Anders denken
Ieder jaar proberen een half miljoen Afrikaners Europa te bereiken. Ze trekken maandenlang door de woestijn van de Sahellanden naar landen als Libië en Algerije en wagen van daaruit de sprong naar het continent van melk en honing.
Met vaak afgeladen bootjes proberen ze het vasteland van Spanje of Italië te bereiken. Regelmatig vergaan die op volle zee met man en muis. Nog regelmatiger worden ze door de kustwacht onderschept, maar dan zijn ze tenminste waar ze wezen willen.Velen verblijven voordat ze de oversteek wagen maanden of zelfs jaren illegaal in Libië of Algerije. Met allerlei baantjes proberen ze genoeg geld te verdienen om de mensensmokkelaars die de vluchten coördineren te betalen. De grenswachten van Libië en Algerije proberen de stroom immigranten aan de grenzen van hun landen met man en macht tegen te houden, maar ze glippen er met bosjes langs. Vanuit steden als Agadez in Niger rijden mensensmokkelaars dagelijks met pick-ups en busjes vol illegalen door de woestijn richting de landen.

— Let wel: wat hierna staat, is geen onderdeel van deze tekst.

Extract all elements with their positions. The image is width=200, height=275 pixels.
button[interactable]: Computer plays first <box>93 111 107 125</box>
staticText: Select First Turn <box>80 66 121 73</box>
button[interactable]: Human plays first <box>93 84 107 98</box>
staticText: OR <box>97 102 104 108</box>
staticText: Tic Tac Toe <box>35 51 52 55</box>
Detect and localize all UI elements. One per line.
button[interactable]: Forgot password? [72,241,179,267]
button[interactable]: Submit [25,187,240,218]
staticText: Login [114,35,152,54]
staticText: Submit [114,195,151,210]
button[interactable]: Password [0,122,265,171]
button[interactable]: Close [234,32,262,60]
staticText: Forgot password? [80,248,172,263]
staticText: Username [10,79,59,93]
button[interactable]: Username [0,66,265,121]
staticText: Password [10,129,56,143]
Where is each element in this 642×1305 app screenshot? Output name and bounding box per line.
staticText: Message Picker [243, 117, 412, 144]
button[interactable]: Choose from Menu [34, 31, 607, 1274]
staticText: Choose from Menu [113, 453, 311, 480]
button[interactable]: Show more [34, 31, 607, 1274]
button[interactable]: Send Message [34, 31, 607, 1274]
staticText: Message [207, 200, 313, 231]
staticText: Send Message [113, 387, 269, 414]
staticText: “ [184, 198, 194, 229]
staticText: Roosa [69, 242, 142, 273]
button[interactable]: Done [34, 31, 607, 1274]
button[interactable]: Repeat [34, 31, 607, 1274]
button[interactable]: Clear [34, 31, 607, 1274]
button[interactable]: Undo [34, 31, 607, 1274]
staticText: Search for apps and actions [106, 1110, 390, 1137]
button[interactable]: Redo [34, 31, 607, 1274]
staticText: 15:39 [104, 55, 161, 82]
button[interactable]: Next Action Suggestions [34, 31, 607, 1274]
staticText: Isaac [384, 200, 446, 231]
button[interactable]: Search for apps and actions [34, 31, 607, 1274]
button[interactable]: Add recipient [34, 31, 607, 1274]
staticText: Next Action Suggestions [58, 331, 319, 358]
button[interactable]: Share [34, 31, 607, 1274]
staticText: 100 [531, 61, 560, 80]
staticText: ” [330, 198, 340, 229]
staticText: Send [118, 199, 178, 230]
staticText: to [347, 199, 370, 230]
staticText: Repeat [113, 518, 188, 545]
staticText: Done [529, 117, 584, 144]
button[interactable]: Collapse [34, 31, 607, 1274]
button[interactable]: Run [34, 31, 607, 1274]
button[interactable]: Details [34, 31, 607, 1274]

Journalist Gerbert van der Aa beschrijft in zijn recent verschenen boek ”Nigeriaanse toestanden” prachtig hoe grote groepen illegale immigranten op het busstation aan de rand van Agadez zitten te wachten op vervoer. Er is zelfs een speciale hoek voor reizigers die illegaal de Algerijnse of Libische grenzen over willen. De Nigerese overheid maakt er absoluut geen punt van. Voor haar zijn de illegalen die door het land trekken een welkome bron van inkomsten. Ook zij moeten immers eten en slapen.
De vele Afrikanen die recent de Spaanse enclaves Melilla en Ceuta in Marokko probeerden te bereiken maken dus deel uit van een veel groter geheel. Alleen de massaliteit waarmee ze hun doel probeerden te bereiken was nieuw en bracht de problematiek verscherpt onder de aandacht.
De Spaanse overheid begon in allerijl de hekken te verhogen en diepe greppels te graven. Nutteloos, oordeelde Bernard Kouchner, oprichter van Artsen zonder Grenzen en oud-minister van Frankrijk, vorige week in de Franse krant Le Monde. Het verhindert deze Afrikanen heus niet om hardnekkig te blijven zoeken naar wegen om -in Europa- geld te verdienen voor hun familie. Dat zijn ze al jaren zo gewend.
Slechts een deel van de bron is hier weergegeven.